Dr. Morie’s sweep from assemblages to computer art is bound by a common ideology: creative healing that allows the viewer to be transported through a window. Starting with assemblages of found art in wooden boxes she now works with the rectangular frame of the computer screen. The viewer is thrust into an interactive and virtual ‘mind’ field of characters, places and experiences that are outside the box of every day experiences. In Morie’s early digital work she took a familiar figure, i.e. a photo of a family member or friend and played with the imag amd manipulated it to appear as if it were a layered painting. Or she stretched it just beyond recognition, figures drenched in psychedelic malformations. The colors are vivid, extreme, pungent and have the dubious quality of a painting… but it isn’t a painting and it isn’t a photograph. It takes an artist to think outside the box and Morie is a visionary in our midst.

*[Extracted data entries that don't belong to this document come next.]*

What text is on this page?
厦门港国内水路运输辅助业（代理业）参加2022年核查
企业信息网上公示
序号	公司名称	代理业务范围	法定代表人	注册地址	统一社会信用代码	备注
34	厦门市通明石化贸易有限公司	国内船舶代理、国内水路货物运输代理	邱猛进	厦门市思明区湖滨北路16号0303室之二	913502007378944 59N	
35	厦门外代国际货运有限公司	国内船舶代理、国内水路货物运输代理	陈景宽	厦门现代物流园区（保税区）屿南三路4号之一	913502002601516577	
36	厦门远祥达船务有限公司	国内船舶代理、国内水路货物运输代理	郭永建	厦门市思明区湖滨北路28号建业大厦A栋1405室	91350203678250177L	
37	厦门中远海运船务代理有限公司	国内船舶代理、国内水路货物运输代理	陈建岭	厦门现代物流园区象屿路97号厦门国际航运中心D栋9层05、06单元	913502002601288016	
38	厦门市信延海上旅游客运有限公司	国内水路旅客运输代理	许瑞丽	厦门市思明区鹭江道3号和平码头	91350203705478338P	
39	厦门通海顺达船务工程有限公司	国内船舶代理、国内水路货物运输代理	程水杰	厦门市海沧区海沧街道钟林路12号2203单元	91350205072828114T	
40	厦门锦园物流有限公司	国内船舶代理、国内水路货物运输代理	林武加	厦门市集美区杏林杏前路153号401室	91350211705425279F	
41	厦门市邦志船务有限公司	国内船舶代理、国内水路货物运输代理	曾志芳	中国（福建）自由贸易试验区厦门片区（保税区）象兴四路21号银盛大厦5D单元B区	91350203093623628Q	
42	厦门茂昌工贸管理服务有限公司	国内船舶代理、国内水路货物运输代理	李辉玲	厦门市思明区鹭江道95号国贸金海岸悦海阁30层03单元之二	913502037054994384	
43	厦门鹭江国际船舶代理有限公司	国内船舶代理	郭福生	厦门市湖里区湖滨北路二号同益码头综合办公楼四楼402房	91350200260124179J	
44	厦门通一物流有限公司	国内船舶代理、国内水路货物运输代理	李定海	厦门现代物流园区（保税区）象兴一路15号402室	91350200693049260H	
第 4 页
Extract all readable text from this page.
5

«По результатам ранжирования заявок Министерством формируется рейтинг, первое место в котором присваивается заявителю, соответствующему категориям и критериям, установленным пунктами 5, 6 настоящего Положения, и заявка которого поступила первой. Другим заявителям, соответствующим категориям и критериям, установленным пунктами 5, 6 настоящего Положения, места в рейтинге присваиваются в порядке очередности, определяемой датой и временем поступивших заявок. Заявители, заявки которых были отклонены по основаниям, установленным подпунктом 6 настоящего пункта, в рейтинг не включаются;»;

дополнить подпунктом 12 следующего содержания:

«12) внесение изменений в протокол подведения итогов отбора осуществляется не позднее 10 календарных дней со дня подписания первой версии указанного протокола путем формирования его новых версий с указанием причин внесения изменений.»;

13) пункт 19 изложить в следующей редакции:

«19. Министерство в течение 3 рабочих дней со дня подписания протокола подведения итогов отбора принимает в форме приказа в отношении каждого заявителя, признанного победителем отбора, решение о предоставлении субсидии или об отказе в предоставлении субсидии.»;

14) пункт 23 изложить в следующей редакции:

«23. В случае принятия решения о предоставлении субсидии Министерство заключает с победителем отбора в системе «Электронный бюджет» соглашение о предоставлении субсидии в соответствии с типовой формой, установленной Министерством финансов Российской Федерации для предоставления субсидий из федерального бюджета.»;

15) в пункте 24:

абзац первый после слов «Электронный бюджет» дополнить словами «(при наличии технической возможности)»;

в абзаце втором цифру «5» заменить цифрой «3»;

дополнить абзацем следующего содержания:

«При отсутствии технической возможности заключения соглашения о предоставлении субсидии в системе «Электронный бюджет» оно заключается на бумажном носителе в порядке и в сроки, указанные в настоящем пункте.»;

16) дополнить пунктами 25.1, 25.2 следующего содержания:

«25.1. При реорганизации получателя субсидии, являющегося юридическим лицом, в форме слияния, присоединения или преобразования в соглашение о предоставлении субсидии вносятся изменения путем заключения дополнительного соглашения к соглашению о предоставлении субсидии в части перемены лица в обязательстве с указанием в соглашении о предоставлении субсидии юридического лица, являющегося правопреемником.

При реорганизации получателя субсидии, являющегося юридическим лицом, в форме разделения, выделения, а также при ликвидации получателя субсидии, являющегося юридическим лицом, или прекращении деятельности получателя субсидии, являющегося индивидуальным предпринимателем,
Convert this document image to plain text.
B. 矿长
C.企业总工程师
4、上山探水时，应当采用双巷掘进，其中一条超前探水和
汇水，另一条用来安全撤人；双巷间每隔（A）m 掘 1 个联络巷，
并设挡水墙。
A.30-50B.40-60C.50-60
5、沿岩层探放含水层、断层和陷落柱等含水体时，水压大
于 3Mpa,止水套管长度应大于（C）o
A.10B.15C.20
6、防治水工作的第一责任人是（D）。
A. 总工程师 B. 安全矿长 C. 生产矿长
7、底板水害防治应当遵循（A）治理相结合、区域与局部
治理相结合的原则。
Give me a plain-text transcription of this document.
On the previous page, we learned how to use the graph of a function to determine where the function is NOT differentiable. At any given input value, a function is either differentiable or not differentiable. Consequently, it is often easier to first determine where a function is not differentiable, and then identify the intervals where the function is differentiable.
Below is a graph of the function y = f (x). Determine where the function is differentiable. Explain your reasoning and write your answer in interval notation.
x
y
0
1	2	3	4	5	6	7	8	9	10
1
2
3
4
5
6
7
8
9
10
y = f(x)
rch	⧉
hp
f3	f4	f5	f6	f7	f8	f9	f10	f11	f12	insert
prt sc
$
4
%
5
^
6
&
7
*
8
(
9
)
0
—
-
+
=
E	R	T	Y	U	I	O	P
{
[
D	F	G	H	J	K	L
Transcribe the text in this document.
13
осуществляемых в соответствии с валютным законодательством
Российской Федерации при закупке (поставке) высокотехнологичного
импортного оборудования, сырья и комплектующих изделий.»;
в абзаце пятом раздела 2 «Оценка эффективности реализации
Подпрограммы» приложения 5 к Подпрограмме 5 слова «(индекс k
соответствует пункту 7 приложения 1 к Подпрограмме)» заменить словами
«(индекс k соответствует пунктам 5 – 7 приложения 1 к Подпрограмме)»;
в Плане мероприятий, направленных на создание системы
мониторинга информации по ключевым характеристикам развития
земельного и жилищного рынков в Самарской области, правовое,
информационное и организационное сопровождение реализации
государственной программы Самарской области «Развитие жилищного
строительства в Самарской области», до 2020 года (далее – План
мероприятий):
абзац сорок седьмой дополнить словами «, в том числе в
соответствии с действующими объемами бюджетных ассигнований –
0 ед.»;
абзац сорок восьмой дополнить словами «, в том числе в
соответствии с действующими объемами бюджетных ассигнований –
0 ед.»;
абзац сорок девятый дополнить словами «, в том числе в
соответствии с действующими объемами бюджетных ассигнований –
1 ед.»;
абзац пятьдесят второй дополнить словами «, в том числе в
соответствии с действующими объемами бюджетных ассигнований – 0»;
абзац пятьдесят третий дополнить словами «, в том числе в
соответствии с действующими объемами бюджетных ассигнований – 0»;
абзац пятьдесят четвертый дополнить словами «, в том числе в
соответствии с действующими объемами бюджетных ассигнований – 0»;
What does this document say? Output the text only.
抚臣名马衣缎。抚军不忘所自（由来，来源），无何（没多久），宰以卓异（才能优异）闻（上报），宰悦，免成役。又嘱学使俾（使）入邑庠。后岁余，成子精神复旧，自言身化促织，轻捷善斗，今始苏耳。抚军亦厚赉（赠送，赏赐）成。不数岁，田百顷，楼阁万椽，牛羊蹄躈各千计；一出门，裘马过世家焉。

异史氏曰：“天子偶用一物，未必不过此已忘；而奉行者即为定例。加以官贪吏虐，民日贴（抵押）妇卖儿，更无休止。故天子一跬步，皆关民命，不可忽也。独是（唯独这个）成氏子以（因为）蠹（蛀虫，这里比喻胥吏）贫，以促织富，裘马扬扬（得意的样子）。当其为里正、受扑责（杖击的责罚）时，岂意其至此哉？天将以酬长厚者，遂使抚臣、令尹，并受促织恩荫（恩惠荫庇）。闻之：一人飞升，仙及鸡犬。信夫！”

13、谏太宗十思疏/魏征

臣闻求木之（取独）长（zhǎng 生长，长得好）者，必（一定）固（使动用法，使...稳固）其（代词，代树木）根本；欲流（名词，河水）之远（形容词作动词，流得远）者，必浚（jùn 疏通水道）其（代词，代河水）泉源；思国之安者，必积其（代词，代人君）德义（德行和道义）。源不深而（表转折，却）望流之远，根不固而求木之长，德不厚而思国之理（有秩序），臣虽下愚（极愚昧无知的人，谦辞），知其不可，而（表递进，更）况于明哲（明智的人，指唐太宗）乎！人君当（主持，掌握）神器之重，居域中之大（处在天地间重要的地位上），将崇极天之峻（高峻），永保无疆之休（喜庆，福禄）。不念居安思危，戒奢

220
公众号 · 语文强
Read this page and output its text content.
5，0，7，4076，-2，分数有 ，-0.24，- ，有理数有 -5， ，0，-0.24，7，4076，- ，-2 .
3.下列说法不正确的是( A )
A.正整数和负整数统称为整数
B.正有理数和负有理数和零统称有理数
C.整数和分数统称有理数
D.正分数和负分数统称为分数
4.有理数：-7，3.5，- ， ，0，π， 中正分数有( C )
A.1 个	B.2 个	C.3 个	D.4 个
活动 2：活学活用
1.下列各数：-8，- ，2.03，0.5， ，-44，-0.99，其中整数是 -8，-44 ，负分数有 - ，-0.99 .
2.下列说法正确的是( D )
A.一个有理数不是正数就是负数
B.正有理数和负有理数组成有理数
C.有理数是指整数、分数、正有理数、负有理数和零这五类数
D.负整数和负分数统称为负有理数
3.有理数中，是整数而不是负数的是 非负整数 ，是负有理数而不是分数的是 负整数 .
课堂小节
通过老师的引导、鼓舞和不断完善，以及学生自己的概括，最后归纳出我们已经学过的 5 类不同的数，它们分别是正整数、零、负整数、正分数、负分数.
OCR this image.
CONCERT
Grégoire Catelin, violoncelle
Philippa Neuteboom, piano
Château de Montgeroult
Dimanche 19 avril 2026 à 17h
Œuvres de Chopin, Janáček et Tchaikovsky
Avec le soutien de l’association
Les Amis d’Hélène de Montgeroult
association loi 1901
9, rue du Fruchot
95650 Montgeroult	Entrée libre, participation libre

Presently Morie is building an online virtual space in the 3D world of Second Life. Click here Second Life “is a free online virtual world imagined and created by its Residents. From the moment you enter Second Life, you’ll discover a fast-growing digital world filled with people, entertainment, experiences and opportunity” Morie's space will allow veterans from the Iraqi war to socialize and heal with fellow veterans in private and confidential anonymity. Morie and her team, on the “bleeding edge” of technology and computer art, are building an Iraqi village among other virtual realities. It will be led by an avatar (a computer animated representation of oneself or alter ego) and help vets to address physical, intellectual, emotional and alternative healing.
“Immersive environments seek to experientially transport participants to other places. There, they can interact with realistic and engaging characters. Our leadership in artificial intelligence, virtual worlds, computer animation and graphics is moving us from the realm of science fiction to reality.”